La prima e unica palma della zona dove abito è nel giardino di una cara amica,  pianta esotica che piaceva ai ricchi dei primi del Novecento. La piantò suo nonno. Simbolo di agiatezza, di possibilità di movimentare pezzi di mondo, di una sfida vinta con la natura se la palma, nativa di calde terre lontane, continuava a vivere anche qui, “da noi”.
La palma è una pianta che per molti anni mi è stata completamente indifferente, poi iniziai a guardarla con curiosità, poi diventò una specie di simbolo delle diversità che ci sono nel mondo, poi immagine di terre lontane e desiderate come meta di viaggi, poi, e poi, e poi.
Passo dopo passo, la palma è arrivata a incantarmi, ma così, sentimento, emozione, impressione e nessuna conoscenza specifica. Sì, c’era un sentore di qualcosa, sì, quel qualcosa che senti, a cui spesso non dai ascolto, e che a un certo punto, invece,si rivelerà essere stata una profezia. Insomma, cose così con la palma.
E poi, in una vetrina di una libreria, un giorno vedo un libro con una copertina gialla su cui spiccano due foglie verdi che sembrano danzare. Il titolo è già accattivante: “Il botanista“, ma il sottotitolo è il motivo reale per cui compro il libro: “Il racconto di uno scienziato sognatore, custode della ricchezza vegetale della Terra“. Praticamente mio fratello, penso. Più preparato di me per muoversi nell’amato mondo vegetale, anche quello un mondo di fratelli e sorelle.
Non avevo ben capito che le due foglie verdi in copertina fossero di palma, anzi, mi sembravano di monstera: la prospettiva con cui sono disegnate rendeva possibile il mio errore.

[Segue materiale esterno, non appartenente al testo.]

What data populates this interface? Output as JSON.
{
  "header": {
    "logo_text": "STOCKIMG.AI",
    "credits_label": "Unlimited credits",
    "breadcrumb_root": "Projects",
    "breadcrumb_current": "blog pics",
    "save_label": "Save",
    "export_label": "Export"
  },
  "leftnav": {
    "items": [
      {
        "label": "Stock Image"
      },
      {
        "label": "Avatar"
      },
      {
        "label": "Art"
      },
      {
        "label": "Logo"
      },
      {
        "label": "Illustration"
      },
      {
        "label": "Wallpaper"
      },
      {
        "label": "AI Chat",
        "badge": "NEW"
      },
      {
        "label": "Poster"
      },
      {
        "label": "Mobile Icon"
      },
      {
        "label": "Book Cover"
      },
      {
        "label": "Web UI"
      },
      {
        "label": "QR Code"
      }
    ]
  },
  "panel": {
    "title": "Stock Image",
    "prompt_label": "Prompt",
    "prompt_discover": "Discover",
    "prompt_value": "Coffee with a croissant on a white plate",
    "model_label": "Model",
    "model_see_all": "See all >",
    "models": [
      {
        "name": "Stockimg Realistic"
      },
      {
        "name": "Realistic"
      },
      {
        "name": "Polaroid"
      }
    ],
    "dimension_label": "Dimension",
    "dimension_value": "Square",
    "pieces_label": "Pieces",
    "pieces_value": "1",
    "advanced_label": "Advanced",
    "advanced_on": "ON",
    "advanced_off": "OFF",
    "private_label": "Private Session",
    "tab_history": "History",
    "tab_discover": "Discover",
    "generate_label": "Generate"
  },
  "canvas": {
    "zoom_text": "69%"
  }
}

E quindi eccolo, un nuovo fratello-libro entra in casa. Faccio sempre trascorrere un po’ di tempo prima di  leggere un libro che ho comprato. Lo faccio abituare al nuovo mondo in cui si trova, gli faccio conoscere gli altri libri, gli faccio sentire i suoni e gli odori e i silenzi e i movimenti della nuova casa.
Danno soddisfazione, devo dire. Molta di più di tanti umani che hanno varcato la soglia di casa, che sono stati accolti come fratelli e sorelle, ma che tali non erano. I libri hanno ben chiaro che quando varcano la soglia di una casa e di un cuore, bisogna saperlo e volerlo fare. Eh, sì, danno tanta soddisfazione questi amici silenziosi: si aprono con le loro pagine dove ci sono scoperte e viaggi, ci permettono di essere letti da noi con la nostra voce interiore, che a volte diventa una voce a due con quella – immaginata- dell’autore o dell’autrice, oppure diventa le voci dei personaggi: e in noi scopriamo -anche così- inimmaginati pezzetti di noistessi-mondo.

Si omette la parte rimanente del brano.